Let me guess. You adulted. Big time. You sat down with an estate planning attorney, signed the papers, and walked out feeling like a responsible adult. Will? Check. Financial Power of Attorney and Advance Healthcare Directives? Double check. You practically deserve a gold star.
But here is the thing most people do not realize: those documents are usually the foundation, not the finish line. What they do is set a legal process in motion. What they may not do is automatically put cash in your family’s hands when they need it most. So while the process is grinding away, your loved ones are scrambling to pay for a funeral, navigate probate, and hire an attorney, all at the same time, all out of their own pocket.
All that paperwork is not going to stop your family from having the worst week of their lives get a whole lot worse.
Leaving access to funds for immediate expenses after your death is like paying for dinner and leaving the tip. Everyone remembers the dinner. Nobody thinks about the tip. Until the server is standing there and your family is digging through their pockets.
Here is what most people do not realize: the moment you die, banks can freeze accounts tied to your Social Security number faster than your family can say “funeral costs.” And even if the account does not freeze right away, using a deceased person’s accounts is legally considered fraud. So your family is stuck trying to scrape together $7,000 or $8,000 for a funeral with zero access to the money you worked your whole life to save.

Not exactly pocket change to pull together overnight…
And then there is the probate catch-22 that nobody warns you about. You need money to start the probate process. But the whole reason you are starting probate is to get the money. So your family needs assets to access assets. It is a vicious cycle, and they are spinning in it while grieving. I have seen it happen too many times.
One of my clients, let’s call her Paula, got a call from the morgue on a random Tuesday about her uncle. No warning. No will. Just a dead uncle with five properties, active tenants, and a broken air conditioner in Georgia in July. By the time she found me, she had already burned through thousands of her own money on his funeral, his properties, and legal fees. Probate had just started. She had a long, expensive road ahead. All because Uncle Ben was convinced he would live to 100 and kept putting off his will. He did not make it to 89.
Here is the part I love to share, because this is fixable. Right now. Today. Navigating the financial maze after a loss does not have to be your family’s problem. Here are six moves you can make, ideally with a trust and estate attorney or financial advisor in your corner, so your loved ones are not blindfolded at the starting line.
Six Ways to Leave the Tip on the Table
1. Purchase life insurance
Most attorneys I work with recommend this as the first line of defense for immediate after-loss expenses. Life insurance is typically one of the first things to pay out. Your named beneficiary gets the funds quickly once the claim is approved, no probate circus required.
2. Set up a dedicated “final expenses” account
Think of this as the VIP lane at the airport while everyone else is stuck in probate security. Set aside funds specifically for end-of-life costs with the right account structure, and your family can access what they need without waiting on a judge.

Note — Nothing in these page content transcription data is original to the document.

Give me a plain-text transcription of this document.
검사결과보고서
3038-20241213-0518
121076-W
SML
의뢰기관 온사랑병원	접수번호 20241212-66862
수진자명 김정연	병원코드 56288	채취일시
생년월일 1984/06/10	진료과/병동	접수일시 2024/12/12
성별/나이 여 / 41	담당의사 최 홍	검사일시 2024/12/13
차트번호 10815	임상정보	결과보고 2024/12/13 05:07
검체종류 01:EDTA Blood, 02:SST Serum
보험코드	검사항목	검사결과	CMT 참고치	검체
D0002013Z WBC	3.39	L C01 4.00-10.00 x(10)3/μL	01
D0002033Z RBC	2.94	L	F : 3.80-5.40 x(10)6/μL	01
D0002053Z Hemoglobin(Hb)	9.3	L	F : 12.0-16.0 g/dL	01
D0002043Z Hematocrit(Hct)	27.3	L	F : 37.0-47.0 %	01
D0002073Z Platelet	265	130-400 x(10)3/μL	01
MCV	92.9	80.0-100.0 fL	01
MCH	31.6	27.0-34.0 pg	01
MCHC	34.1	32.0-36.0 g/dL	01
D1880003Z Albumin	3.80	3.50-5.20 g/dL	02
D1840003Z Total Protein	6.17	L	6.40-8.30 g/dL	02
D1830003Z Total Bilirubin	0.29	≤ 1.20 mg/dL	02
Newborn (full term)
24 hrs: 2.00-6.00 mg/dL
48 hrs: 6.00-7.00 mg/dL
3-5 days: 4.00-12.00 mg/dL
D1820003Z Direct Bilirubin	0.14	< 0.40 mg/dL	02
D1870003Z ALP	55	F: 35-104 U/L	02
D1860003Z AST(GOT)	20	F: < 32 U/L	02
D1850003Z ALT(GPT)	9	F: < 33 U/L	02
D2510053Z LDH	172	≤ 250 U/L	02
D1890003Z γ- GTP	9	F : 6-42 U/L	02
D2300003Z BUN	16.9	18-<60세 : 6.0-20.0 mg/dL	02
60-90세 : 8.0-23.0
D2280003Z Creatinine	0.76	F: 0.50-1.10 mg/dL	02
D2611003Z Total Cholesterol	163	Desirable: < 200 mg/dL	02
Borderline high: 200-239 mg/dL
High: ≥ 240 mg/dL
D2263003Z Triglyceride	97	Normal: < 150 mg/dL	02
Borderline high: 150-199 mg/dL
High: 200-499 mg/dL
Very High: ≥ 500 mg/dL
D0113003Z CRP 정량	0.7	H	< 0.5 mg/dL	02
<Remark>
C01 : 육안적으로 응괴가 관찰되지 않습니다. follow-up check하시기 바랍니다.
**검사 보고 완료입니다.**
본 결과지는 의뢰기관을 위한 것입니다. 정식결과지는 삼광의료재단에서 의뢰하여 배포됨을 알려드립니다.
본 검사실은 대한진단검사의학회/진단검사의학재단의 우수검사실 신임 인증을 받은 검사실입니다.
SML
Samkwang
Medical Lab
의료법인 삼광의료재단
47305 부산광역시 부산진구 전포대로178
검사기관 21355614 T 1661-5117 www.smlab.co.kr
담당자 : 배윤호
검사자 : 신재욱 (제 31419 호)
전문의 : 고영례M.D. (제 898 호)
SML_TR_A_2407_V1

3. Add POD or TOD designations
A Payable on Death (POD) or Transfer on Death (TOD) designation is the baton pass of estate planning. Clean, direct, and no tripping over probate. Assets go straight to your named beneficiary the moment they are needed.

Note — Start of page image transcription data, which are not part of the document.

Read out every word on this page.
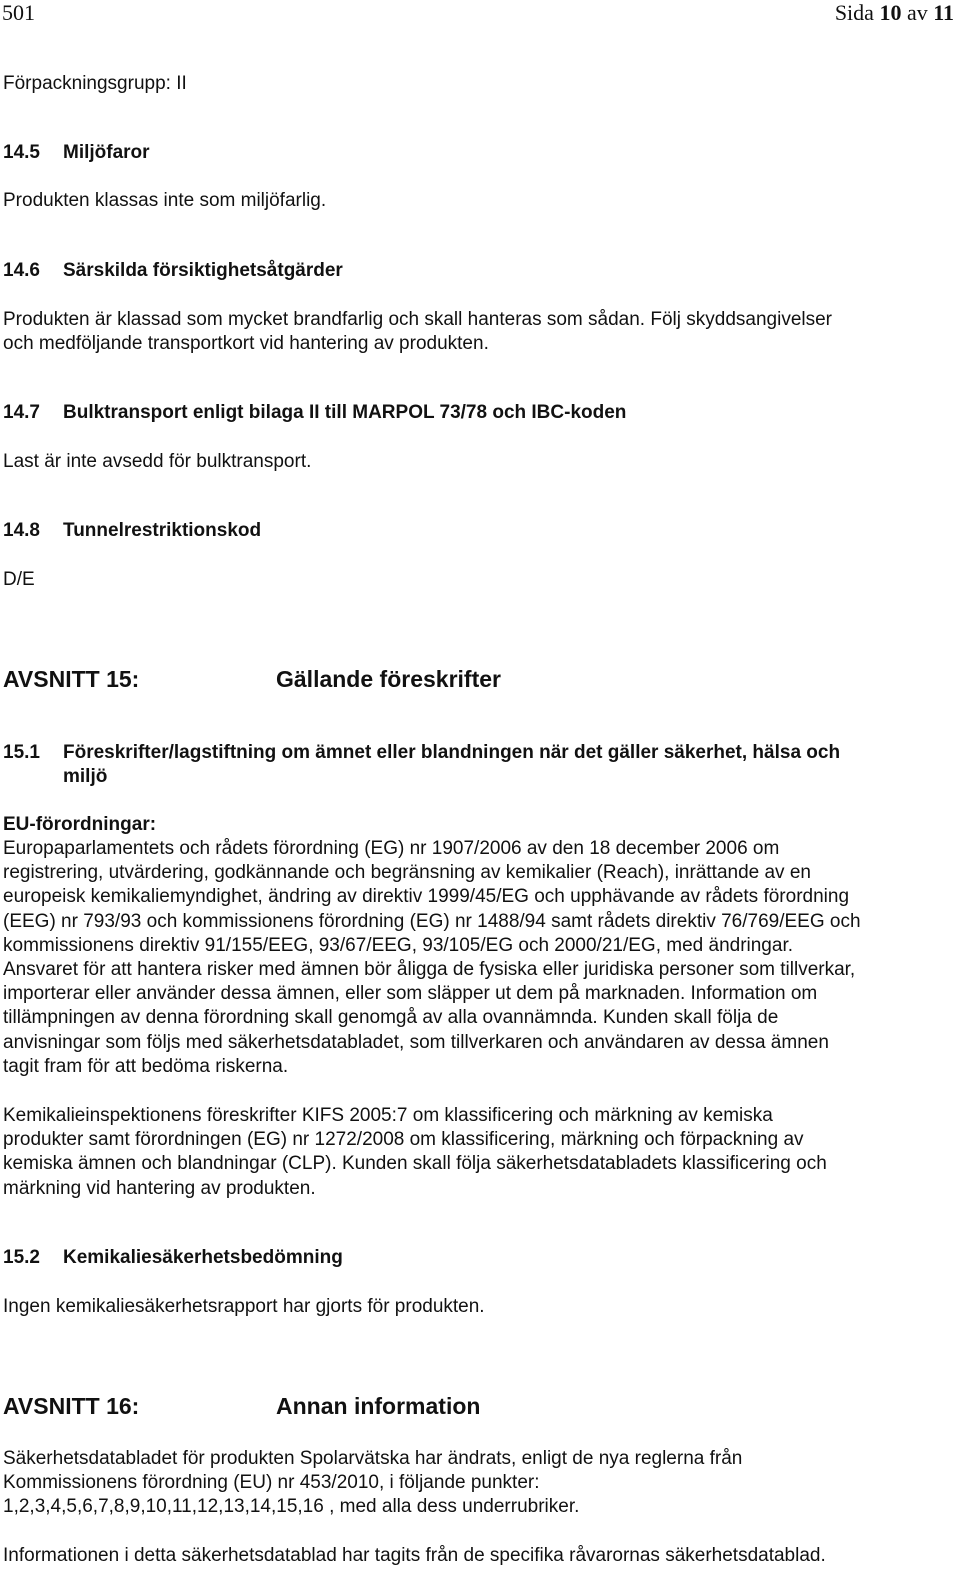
501	Sida 10 av 11
Förpackningsgrupp: II
14.5 Miljöfaror
Produkten klassas inte som miljöfarlig.
14.6 Särskilda försiktighetsåtgärder
Produkten är klassad som mycket brandfarlig och skall hanteras som sådan. Följ skyddsangivelser
och medföljande transportkort vid hantering av produkten.
14.7 Bulktransport enligt bilaga II till MARPOL 73/78 och IBC-koden
Last är inte avsedd för bulktransport.
14.8 Tunnelrestriktionskod
D/E
AVSNITT 15:	Gällande föreskrifter
15.1 Föreskrifter/lagstiftning om ämnet eller blandningen när det gäller säkerhet, hälsa och
miljö
EU-förordningar:
Europaparlamentets och rådets förordning (EG) nr 1907/2006 av den 18 december 2006 om
registrering, utvärdering, godkännande och begränsning av kemikalier (Reach), inrättande av en
europeisk kemikaliemyndighet, ändring av direktiv 1999/45/EG och upphävande av rådets förordning
(EEG) nr 793/93 och kommissionens förordning (EG) nr 1488/94 samt rådets direktiv 76/769/EEG och
kommissionens direktiv 91/155/EEG, 93/67/EEG, 93/105/EG och 2000/21/EG, med ändringar.
Ansvaret för att hantera risker med ämnen bör åligga de fysiska eller juridiska personer som tillverkar,
importerar eller använder dessa ämnen, eller som släpper ut dem på marknaden. Information om
tillämpningen av denna förordning skall genomgå av alla ovannämnda. Kunden skall följa de
anvisningar som följs med säkerhetsdatabladet, som tillverkaren och användaren av dessa ämnen
tagit fram för att bedöma riskerna.
Kemikalieinspektionens föreskrifter KIFS 2005:7 om klassificering och märkning av kemiska
produkter samt förordningen (EG) nr 1272/2008 om klassificering, märkning och förpackning av
kemiska ämnen och blandningar (CLP). Kunden skall följa säkerhetsdatabladets klassificering och
märkning vid hantering av produkten.
15.2 Kemikaliesäkerhetsbedömning
Ingen kemikaliesäkerhetsrapport har gjorts för produkten.
AVSNITT 16:	Annan information
Säkerhetsdatabladet för produkten Spolarvätska har ändrats, enligt de nya reglerna från
Kommissionens förordning (EU) nr 453/2010, i följande punkter:
1,2,3,4,5,6,7,8,9,10,11,12,13,14,15,16 , med alla dess underrubriker.
Informationen i detta säkerhetsdatablad har tagits från de specifika råvarornas säkerhetsdatablad.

Real talk though: these designations override your will and your trust. If you set one up for just one person, it can throw off distributions for everyone else. Please, please review this with your attorney so your “quick fix” does not become someone else’s headache.
4. Joint accounts with survivorship rights
Adding a trusted person as a joint account holder means they automatically take the wheel when you are gone. No court, no waiting, no drama. It is the financial co-pilot you did not know you needed.

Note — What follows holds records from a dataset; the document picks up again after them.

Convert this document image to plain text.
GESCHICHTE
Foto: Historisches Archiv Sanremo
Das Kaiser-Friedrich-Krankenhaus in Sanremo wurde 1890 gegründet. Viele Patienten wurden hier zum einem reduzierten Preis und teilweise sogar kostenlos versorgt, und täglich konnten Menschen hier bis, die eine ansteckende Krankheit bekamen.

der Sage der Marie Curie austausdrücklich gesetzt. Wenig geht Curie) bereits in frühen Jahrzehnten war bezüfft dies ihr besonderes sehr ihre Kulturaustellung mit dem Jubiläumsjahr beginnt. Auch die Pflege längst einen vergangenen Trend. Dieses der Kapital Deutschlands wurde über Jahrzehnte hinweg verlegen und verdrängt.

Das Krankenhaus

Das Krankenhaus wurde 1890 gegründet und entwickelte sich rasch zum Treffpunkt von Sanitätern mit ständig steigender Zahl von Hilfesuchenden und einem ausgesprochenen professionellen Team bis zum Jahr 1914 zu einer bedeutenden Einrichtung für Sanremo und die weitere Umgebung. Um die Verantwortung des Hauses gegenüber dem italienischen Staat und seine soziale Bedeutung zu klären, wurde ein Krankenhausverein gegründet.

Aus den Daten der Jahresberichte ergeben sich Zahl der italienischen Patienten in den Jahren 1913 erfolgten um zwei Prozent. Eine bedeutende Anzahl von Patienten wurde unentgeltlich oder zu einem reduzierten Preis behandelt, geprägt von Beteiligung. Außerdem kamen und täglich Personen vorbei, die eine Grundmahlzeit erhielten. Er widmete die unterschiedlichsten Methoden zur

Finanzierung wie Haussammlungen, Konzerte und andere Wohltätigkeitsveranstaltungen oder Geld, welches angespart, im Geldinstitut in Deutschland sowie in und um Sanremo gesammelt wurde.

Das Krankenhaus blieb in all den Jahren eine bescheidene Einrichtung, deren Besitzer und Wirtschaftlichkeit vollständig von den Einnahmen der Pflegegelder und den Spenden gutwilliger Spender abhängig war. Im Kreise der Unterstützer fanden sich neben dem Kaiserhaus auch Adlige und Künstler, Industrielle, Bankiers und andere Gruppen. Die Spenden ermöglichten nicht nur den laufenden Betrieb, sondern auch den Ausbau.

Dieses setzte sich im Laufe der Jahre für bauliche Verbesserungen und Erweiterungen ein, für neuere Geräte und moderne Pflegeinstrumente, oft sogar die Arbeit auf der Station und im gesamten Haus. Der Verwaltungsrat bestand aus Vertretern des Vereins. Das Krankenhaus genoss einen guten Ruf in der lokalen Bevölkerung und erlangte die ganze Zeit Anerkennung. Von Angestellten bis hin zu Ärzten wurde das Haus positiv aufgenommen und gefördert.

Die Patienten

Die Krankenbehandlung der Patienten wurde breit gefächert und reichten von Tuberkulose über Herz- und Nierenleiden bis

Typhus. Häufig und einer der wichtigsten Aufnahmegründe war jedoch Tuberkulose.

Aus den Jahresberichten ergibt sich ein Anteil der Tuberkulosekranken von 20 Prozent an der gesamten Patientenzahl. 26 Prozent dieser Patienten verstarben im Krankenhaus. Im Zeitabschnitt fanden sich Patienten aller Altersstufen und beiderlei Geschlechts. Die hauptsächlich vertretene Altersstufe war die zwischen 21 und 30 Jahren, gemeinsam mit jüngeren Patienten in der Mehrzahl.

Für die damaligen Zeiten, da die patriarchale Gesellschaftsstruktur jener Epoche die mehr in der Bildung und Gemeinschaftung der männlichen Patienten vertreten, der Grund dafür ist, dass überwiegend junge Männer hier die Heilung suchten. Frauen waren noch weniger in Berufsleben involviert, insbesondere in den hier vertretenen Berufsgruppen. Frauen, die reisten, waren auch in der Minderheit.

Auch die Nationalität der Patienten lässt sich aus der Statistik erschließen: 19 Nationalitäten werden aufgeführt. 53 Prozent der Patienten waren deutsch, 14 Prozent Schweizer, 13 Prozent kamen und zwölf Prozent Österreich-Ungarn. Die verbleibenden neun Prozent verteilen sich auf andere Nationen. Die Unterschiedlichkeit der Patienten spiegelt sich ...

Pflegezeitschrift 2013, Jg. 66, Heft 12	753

Just do not skip the conversation with your attorney or financial advisor about tax implications first. No shortcuts on that part.
5. Prepay your final expenses
Buy the burial plot. Lock in the funeral home services. Pre-planning is one of the kindest things you can do for your family because it means they are not making $8,000 decisions while sobbing into a tissue.
One caveat: what if the funeral home closes? What if your tastes change and that walnut casket with the silk pillow no longer feels like “you”? Make sure whatever you prepay has a solid refund or transfer policy. Green burial options are a thing now, just saying.
6. Explore burial insurance
Also called final expense or pre-need insurance, this is a straightforward way to earmark money for your send-off. According to Consumer Reports, you might pay $50 to $100 a month for a $10,000 death benefit.
Eyes open though: over time, you could pay more in premiums than the actual payout. The Funeral Consumers Alliance flags this, and I will echo it. Run the numbers before you commit.
Listen. None of this is fun to think about. I get it. But here is what I know after years of working with families in crisis: the ones who planned ahead? Their loved ones could actually grieve. The ones who did not? They spent months drowning in paperwork, debt, and family drama that did not have to happen. You have the power to decide which story your family gets to tell.